It’s one thing when there’s an awkward pause in a conversation. It’s another thing when your entire conversation is made up of awkward pauses, punctuated with the odd sentence.
Here’s David with the tale of one particularly agonising date, considering he’d travelled over 200 miles to meet Rebecca.
“We’d been chatting online, and by text, for a few months; finally I met Rebecca in person one Friday morning.
We chatted for a while: “I feel like I’m being interviewed”, she complained.
Later, we boarded a pleasure boat to Greenwich: “You look a little green and sweaty, are you feeling okay?” she asked.
I really wasn’t feeling good. I was regretting the dutch courage pints I’d enjoyed with an old friend the night before, and was wondering nervously where the toilets were.
After the boat trip, we wandered aimlessly as conversations started, stopped and dried up. We had a pub lunch; the chat picked up a little over a couple of glasses of white wine but soon felt awkward again as we cruised back along the river.
All we needed was Simon & Garfunkel busking “The Sound Of Silence” beside us by the dirty old river; this was going to be no “Waterloo Sunset” moment.

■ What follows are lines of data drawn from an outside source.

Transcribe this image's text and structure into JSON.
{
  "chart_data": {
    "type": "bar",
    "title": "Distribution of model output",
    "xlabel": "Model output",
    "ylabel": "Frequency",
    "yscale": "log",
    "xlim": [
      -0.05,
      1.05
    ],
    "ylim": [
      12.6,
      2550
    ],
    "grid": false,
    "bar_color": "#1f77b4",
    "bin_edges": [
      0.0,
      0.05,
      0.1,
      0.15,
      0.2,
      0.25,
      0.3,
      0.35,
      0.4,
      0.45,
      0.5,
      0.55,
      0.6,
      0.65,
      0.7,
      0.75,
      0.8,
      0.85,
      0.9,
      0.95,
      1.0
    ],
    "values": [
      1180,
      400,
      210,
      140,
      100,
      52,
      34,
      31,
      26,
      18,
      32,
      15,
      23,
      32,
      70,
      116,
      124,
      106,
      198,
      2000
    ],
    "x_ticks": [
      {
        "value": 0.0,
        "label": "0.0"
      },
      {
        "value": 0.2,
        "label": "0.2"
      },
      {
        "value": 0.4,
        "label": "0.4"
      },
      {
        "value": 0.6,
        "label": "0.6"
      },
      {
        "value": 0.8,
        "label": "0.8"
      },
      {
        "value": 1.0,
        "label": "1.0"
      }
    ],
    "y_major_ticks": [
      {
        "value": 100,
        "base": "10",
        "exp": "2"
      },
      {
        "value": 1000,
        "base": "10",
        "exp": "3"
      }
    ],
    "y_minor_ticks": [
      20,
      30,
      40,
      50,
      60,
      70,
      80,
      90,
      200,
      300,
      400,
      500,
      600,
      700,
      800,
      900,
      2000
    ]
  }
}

“It’s at this point I normally ask dates, if they’d like to leave!” smiled Rebecca. I would have been happy to go home, but she continued: “Fancy a drink by the river anyway? Seems a shame not to when you’ve come such a long way.”
Rebecca seemed nice, but it all felt forced and very hard work on my part.
Really, I just wanted the date to end, but found myself replying “Sounds great!”. She’d probably just offered to go for a drink out of politeness and I’d agreed out of politeness too.
We drank two pints of bitter as the conversations started, stumbled and stuttered to a halt. I couldn’t think of anything else to say to this attractive, intelligent woman, in one of my favourite cities in the world.
There was just silence between us, in the noisiest pub in London.
“Same again?”, she finally said as she disappeared to the bar with her bag.
Fifteen minutes later, she still hadn’t returned.
She’d done a runner and who could blame her? I quietly sighed with relief and reached for a gasper to calm my nerves; inhaling deeply, I watched a grubby barge rumble by the window.
It had been a hard day, but at least we’d finally met. I contemplated a walk back down the river and a quiet read of the paper and a soothing pint at the pub by my hotel.
“Enjoying a crafty one, eh?”
She was back!
“Sorry about that, there was a problem with the beer, bet you thought I’d done a runner!”
I chuckled, and we finally began relaxing in each other’s company.
We had a few more pints and a late night cheeseburger; then we finally hugged goodbye and went our separate ways, knowing we’d never meet again.”